Skirt steak lends itself well to quick, high-heat cooking methods. A quick pan sear or flash on the grill can quickly cook a skirt to perfection and offer a flavorful dish that is tender enough to enjoy. The skirt should never get cooked beyond medium rare if you want it to be enjoyable, as even medium skirt steak can become remarkably tough and chewy. A well-done skirt steak may be inedible to some people.
The grains of a skirt are loosely structured, which means the meat can absorb marinade and seasoning easily. Therefore, you don't need a long marinade that lasts hours or overnight. Between 30 minutes and one hour is more than enough time.
A pan at high heat for pan searing or a very hot grill at 450F to 500F can cook a skirt steak literally in just a few minutes per side. Cooking skirt steak is quick and needs to be monitored the whole time. You want to get a good brown on each side and nothing more. Some skirt steak recipes even call for you to cook a skirt directly on coals to get that char right away and then take the steak off.
Because you are taking little time to develop flavors, the best seasonings for a skirt steak are often very simple. Salt and pepper, olive oil or butter, and maybe some garlic or crushed red pepper for a little kick is more than adequate for seasoning.
Serve the steak sliced, but make sure you slice it correctly. You want to slice a skirt against the grain, not with it. Because the muscle fibers in this cut are so tough, you're giving yourself longer, more rigid muscle fibers to chew through if you cut with the grain. Cutting against the grain shortens those fibers, instantly making the steak easier to eat.
How To Prepare Flank Steak
Flank steak has less fat content than a skirt steak, so it must be watched more carefully when cooking. Like a skirt, you may want to tenderize this ahead of time by pounding it out or using some meat tenderizer or acid. Tenderizing is highly recommended in many flank steak recipes; it will cook quickly, and it's good to have a hand making it more tender.
Seasoning, like with the skirt, is best kept simple. Salt and pepper, at a minimum, is a good approach, but a seasoning rub can also be used if desired.
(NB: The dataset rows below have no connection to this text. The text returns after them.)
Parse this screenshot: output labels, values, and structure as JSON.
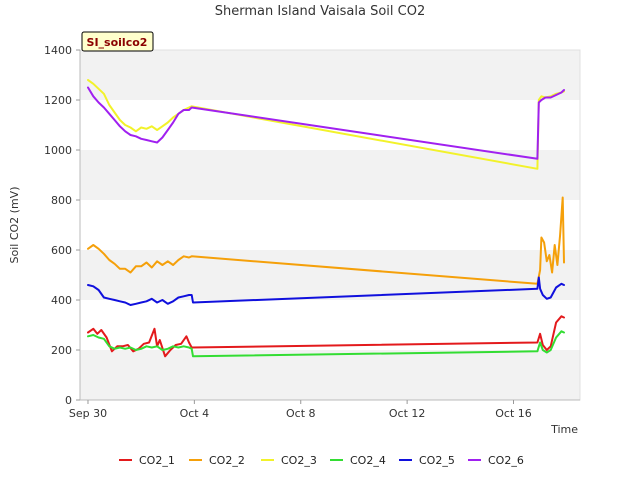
{
  "chart_data": {
    "type": "line",
    "title": "Sherman Island Vaisala Soil CO2",
    "site_tag": "SI_soilco2",
    "xlabel": "Time",
    "ylabel": "Soil CO2 (mV)",
    "xlim": [
      -0.3,
      18.5
    ],
    "ylim": [
      0,
      1400
    ],
    "y_ticks": [
      0,
      200,
      400,
      600,
      800,
      1000,
      1200,
      1400
    ],
    "x_ticks": [
      {
        "value": 0,
        "label": "Sep 30"
      },
      {
        "value": 4,
        "label": "Oct 4"
      },
      {
        "value": 8,
        "label": "Oct 8"
      },
      {
        "value": 12,
        "label": "Oct 12"
      },
      {
        "value": 16,
        "label": "Oct 16"
      }
    ],
    "x_units": "days since Sep 30",
    "band_colors": [
      "#f2f2f2",
      "#ffffff"
    ],
    "series": [
      {
        "name": "CO2_1",
        "color": "#e31a1c",
        "x": [
          0.0,
          0.2,
          0.35,
          0.5,
          0.7,
          0.9,
          1.1,
          1.3,
          1.5,
          1.7,
          1.9,
          2.1,
          2.3,
          2.5,
          2.6,
          2.7,
          2.9,
          3.1,
          3.3,
          3.5,
          3.7,
          3.8,
          3.9,
          16.9,
          17.0,
          17.1,
          17.25,
          17.4,
          17.6,
          17.8,
          17.9
        ],
        "y": [
          270,
          285,
          265,
          280,
          250,
          195,
          215,
          215,
          220,
          195,
          205,
          225,
          230,
          285,
          215,
          240,
          175,
          200,
          220,
          225,
          255,
          230,
          210,
          230,
          265,
          220,
          200,
          215,
          310,
          335,
          330
        ]
      },
      {
        "name": "CO2_2",
        "color": "#f5a00a",
        "x": [
          0.0,
          0.2,
          0.4,
          0.6,
          0.8,
          1.0,
          1.2,
          1.4,
          1.6,
          1.8,
          2.0,
          2.2,
          2.4,
          2.6,
          2.8,
          3.0,
          3.2,
          3.4,
          3.6,
          3.8,
          3.9,
          16.9,
          17.0,
          17.05,
          17.15,
          17.25,
          17.35,
          17.45,
          17.55,
          17.65,
          17.75,
          17.85,
          17.9
        ],
        "y": [
          605,
          620,
          605,
          585,
          560,
          545,
          525,
          525,
          510,
          535,
          535,
          550,
          530,
          555,
          540,
          555,
          540,
          560,
          575,
          570,
          575,
          465,
          520,
          650,
          630,
          555,
          580,
          510,
          620,
          540,
          660,
          810,
          550
        ]
      },
      {
        "name": "CO2_3",
        "color": "#f2f22a",
        "x": [
          0.0,
          0.2,
          0.4,
          0.6,
          0.8,
          1.0,
          1.2,
          1.4,
          1.6,
          1.8,
          2.0,
          2.2,
          2.4,
          2.6,
          2.8,
          3.0,
          3.2,
          3.4,
          3.6,
          3.8,
          3.9,
          16.9,
          16.95,
          17.05,
          17.2,
          17.4,
          17.6,
          17.8,
          17.9
        ],
        "y": [
          1280,
          1265,
          1245,
          1225,
          1180,
          1150,
          1120,
          1100,
          1090,
          1075,
          1090,
          1085,
          1095,
          1080,
          1095,
          1110,
          1130,
          1145,
          1160,
          1170,
          1175,
          925,
          1200,
          1215,
          1210,
          1215,
          1225,
          1230,
          1235
        ]
      },
      {
        "name": "CO2_4",
        "color": "#33dd33",
        "x": [
          0.0,
          0.2,
          0.4,
          0.6,
          0.8,
          1.0,
          1.2,
          1.4,
          1.6,
          1.8,
          2.0,
          2.2,
          2.4,
          2.6,
          2.8,
          3.0,
          3.2,
          3.4,
          3.6,
          3.8,
          3.9,
          3.95,
          16.9,
          17.0,
          17.1,
          17.25,
          17.4,
          17.6,
          17.8,
          17.9
        ],
        "y": [
          255,
          260,
          250,
          245,
          215,
          205,
          210,
          205,
          210,
          200,
          205,
          215,
          210,
          215,
          200,
          205,
          215,
          210,
          215,
          210,
          205,
          175,
          195,
          230,
          200,
          190,
          200,
          250,
          275,
          270
        ]
      },
      {
        "name": "CO2_5",
        "color": "#1010dd",
        "x": [
          0.0,
          0.2,
          0.4,
          0.6,
          0.8,
          1.0,
          1.2,
          1.4,
          1.6,
          1.8,
          2.0,
          2.2,
          2.4,
          2.6,
          2.8,
          3.0,
          3.2,
          3.4,
          3.6,
          3.8,
          3.9,
          3.95,
          16.9,
          16.95,
          17.0,
          17.1,
          17.25,
          17.4,
          17.6,
          17.8,
          17.9
        ],
        "y": [
          460,
          455,
          440,
          410,
          405,
          400,
          395,
          390,
          380,
          385,
          390,
          395,
          405,
          390,
          400,
          385,
          395,
          410,
          415,
          420,
          420,
          390,
          445,
          490,
          445,
          420,
          405,
          410,
          450,
          465,
          460
        ]
      },
      {
        "name": "CO2_6",
        "color": "#a020f0",
        "x": [
          0.0,
          0.2,
          0.4,
          0.6,
          0.8,
          1.0,
          1.2,
          1.4,
          1.6,
          1.8,
          2.0,
          2.2,
          2.4,
          2.6,
          2.8,
          3.0,
          3.2,
          3.4,
          3.6,
          3.8,
          3.9,
          16.9,
          16.95,
          17.05,
          17.2,
          17.4,
          17.6,
          17.8,
          17.9
        ],
        "y": [
          1250,
          1215,
          1190,
          1170,
          1145,
          1120,
          1095,
          1075,
          1060,
          1055,
          1045,
          1040,
          1035,
          1030,
          1050,
          1080,
          1110,
          1145,
          1160,
          1160,
          1170,
          965,
          1190,
          1200,
          1210,
          1210,
          1220,
          1230,
          1240
        ]
      }
    ]
  }
}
Flank steak can be cooked at about the same temperature as skirt steak or slightly lower. Between 400F and 500F should be good to get a great sear, brown the meat, and get the inside to a nice rare to medium rare. You'll only need 3 or 4 minutes per side to get a perfect cook. You want an internal temperature of 130F to 135F.
When cooking a flank, it's important to let it rest for at least five minutes before slicing. It's imperative to cut this steak against the grain, like skirt steak. You want to break down those long, tough muscle fibers, ensuring eating the steak is easier.
The Bottom Line
Some people use flank and skirt steak interchangeably, but these two cuts of meat have distinct differences in terms of fat content and nutritional value. Depending on your chosen dish, one cut may be more suitable than the other.
Traditionally, both skirt steak and flank steak are often considered cheaper and less desirable cuts of meat. This may be due to the fact that they can be difficult to cook properly, leading to a poor reputation. If not prepared correctly, either cut may end up being tough and overcooked, resulting in an unpleasant eating experience.
However, when handled properly, both skirt and flank steaks can offer a delicious, beefy flavor to dishes that require strong and tasty seasonings. They are perfect for making tacos, fajitas, and other dishes that call for an intense sear and a cut that maintains its shape and texture after cooking.